4回目のねこカフェパブコメについてはこちら5回目の施行規則パブコメについてはこちらなんかで、さるねこ父も記事にしてきました。

 

さて、この間に政権交代なんかもあったりしましたが、今回6・7回目のパブリックコメントの募集となります。これで最終回(のはず)です。

  1. 動物の愛護及び管理に関する施策を総合的に推進するための基本的な指針及び動物の飼養及び保管に関する基準等の改正案に対する 意見の募集……2013年6月13日~7月12日=基本指針、家庭動物基準、展示動物基準、実験動物基準、産業動物基準、所有者明示措置、引取りおよび収容 | [内容]
  2. 動物の愛護及び管理に関する法律施行令の一部を改正する政令案概要に対する意見の募集……2013年6月13日~7月12日=特定動物 | [内容]

 

こうしてみると、3回目のパブコメが、今回2012年改正の骨格を定めたものと言っていいように思います。動物取扱業――なかでもいわゆる販売業者 vs 動物愛護活動家のつばぜり合いとなった1・2回目のパブコメの方が派手だった印象はありますが、さるねこ父個人としてはそれらは「枝葉」であって、広い意味での適正飼養をめぐる3回目のパブコメこそが「幹」だったと考えます。
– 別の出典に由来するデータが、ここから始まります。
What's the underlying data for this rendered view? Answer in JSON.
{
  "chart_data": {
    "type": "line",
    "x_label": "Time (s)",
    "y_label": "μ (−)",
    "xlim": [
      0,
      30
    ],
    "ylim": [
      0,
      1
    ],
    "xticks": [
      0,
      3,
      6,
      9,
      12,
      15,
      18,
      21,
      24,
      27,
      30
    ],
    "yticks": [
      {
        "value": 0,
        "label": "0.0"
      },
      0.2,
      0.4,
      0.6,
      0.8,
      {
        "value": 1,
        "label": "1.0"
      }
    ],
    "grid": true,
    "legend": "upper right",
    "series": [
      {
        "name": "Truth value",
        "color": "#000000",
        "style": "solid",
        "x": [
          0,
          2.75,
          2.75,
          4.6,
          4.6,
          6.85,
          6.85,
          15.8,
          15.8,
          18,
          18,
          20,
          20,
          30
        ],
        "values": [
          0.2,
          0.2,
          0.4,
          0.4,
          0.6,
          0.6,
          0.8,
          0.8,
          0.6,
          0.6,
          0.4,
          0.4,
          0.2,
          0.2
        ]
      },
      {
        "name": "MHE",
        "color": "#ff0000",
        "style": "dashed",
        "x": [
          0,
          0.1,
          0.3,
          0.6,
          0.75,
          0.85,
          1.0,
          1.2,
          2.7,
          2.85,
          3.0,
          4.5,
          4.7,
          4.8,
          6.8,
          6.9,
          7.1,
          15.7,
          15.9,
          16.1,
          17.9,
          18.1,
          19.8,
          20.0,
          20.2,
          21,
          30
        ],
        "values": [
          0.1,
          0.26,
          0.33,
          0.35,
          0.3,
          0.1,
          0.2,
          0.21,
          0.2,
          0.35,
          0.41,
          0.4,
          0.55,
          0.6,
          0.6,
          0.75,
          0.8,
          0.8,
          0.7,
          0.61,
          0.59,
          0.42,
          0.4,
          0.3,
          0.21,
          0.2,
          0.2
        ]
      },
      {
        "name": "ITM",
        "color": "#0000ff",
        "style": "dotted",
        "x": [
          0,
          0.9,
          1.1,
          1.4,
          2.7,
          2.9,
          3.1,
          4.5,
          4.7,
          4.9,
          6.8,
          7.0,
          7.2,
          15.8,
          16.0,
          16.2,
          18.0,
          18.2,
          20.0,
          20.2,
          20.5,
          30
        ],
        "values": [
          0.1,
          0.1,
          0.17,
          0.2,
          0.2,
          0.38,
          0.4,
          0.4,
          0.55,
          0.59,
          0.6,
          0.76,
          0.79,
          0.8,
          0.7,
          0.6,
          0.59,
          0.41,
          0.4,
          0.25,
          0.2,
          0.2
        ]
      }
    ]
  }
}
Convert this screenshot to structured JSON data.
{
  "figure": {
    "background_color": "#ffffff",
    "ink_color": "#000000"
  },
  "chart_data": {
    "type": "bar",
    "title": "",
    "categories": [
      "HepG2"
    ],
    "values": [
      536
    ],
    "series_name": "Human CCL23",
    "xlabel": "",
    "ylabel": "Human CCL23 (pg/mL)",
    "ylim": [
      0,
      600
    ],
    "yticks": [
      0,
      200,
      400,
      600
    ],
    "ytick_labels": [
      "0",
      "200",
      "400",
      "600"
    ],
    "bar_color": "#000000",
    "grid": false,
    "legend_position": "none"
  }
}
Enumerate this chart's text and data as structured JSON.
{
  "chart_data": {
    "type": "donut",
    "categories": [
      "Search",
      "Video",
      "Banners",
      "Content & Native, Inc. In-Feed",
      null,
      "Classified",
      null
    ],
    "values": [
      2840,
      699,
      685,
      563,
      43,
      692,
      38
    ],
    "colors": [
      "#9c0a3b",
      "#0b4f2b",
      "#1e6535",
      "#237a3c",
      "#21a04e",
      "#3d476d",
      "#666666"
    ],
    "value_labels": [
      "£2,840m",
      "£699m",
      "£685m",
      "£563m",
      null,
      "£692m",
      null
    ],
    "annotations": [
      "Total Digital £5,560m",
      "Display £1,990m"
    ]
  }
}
現在募集されている6、7回目のパブコメも、地味ではありますが、広い意味での適正飼養、つまり「人間は動物とどのように向き合うべきか」についての向こう5~10年の指針・基準を定めるためのものです。

指針や基準それ自体がただちに市民生活に拘束力を伴う規制を加えるわけではありません。たとえば多頭飼育に関して、新しい「家庭動物等の飼養及び保管に関する基準」案では、第3の3で、

 所有者等は、その飼養及び保管する家庭動物等の数を、適切な飼養環境の確保、終生飼養の確保及び周辺の生活環境の保全に支障を生じさせないよう適切な管理が可能となる範囲内とするよう努めること。適切な管理をおこなうことができない場合、虐待となるおそれがあることを十分認識すること。〔下線部は改正案において付加された部分〕

と規定しています。「不適切な多頭飼いは、虐待になるかもしれんから、わかってんだろうな」という圧力であるわけですが、では実際に不適切な多頭飼いをしている人間の家のドアをコンコンとノックする公権力が現れるのかというと、そういうわけではない。あるいは、先鋭的な動物愛護活動家が自警団を組織して、コンコンと家々をノックして回ってもいいですよ、と奨めるわけでもない(まあ、あたりまえですが)。極端に言えば、こうやって書いてあってもなくても、世の中の99.9...%の「不適切な多頭飼い」の状況には、実質なんの変化もないでしょう。

じゃあ、この改正にはなんの意味もないのか、というとそうではなくて、こうした指針や基準は「これからの社会通念・一般常識はこうである(&こうでなければならない)」と示すために重要なのだと思います。そして、それらを改正するということは、「過去に比べて、現在・将来はこう変わっていく・変わっていかなくてはならない」と公に宣言することにつながります。

もうひとつ、こうした指針や基準は「公的なお墨付き」としても機能します。「犬猫の飼い方なんて、人それぞれ、自由だろ」という物言いに対して、「いや、なんでもかんでも自由というわけではない、あなたのその飼い方は『間違っている』」と主張するだけの論拠を、指針や基準は与えてくれます……そこから先、実効性のある強制力を働かせられるかというと、必ずしもそうとは限りませんがorz。

 

というわけで「それなりに大事」な今回のパブコメ募集に関して、これから何回かに分けて記事にしていこうと思います。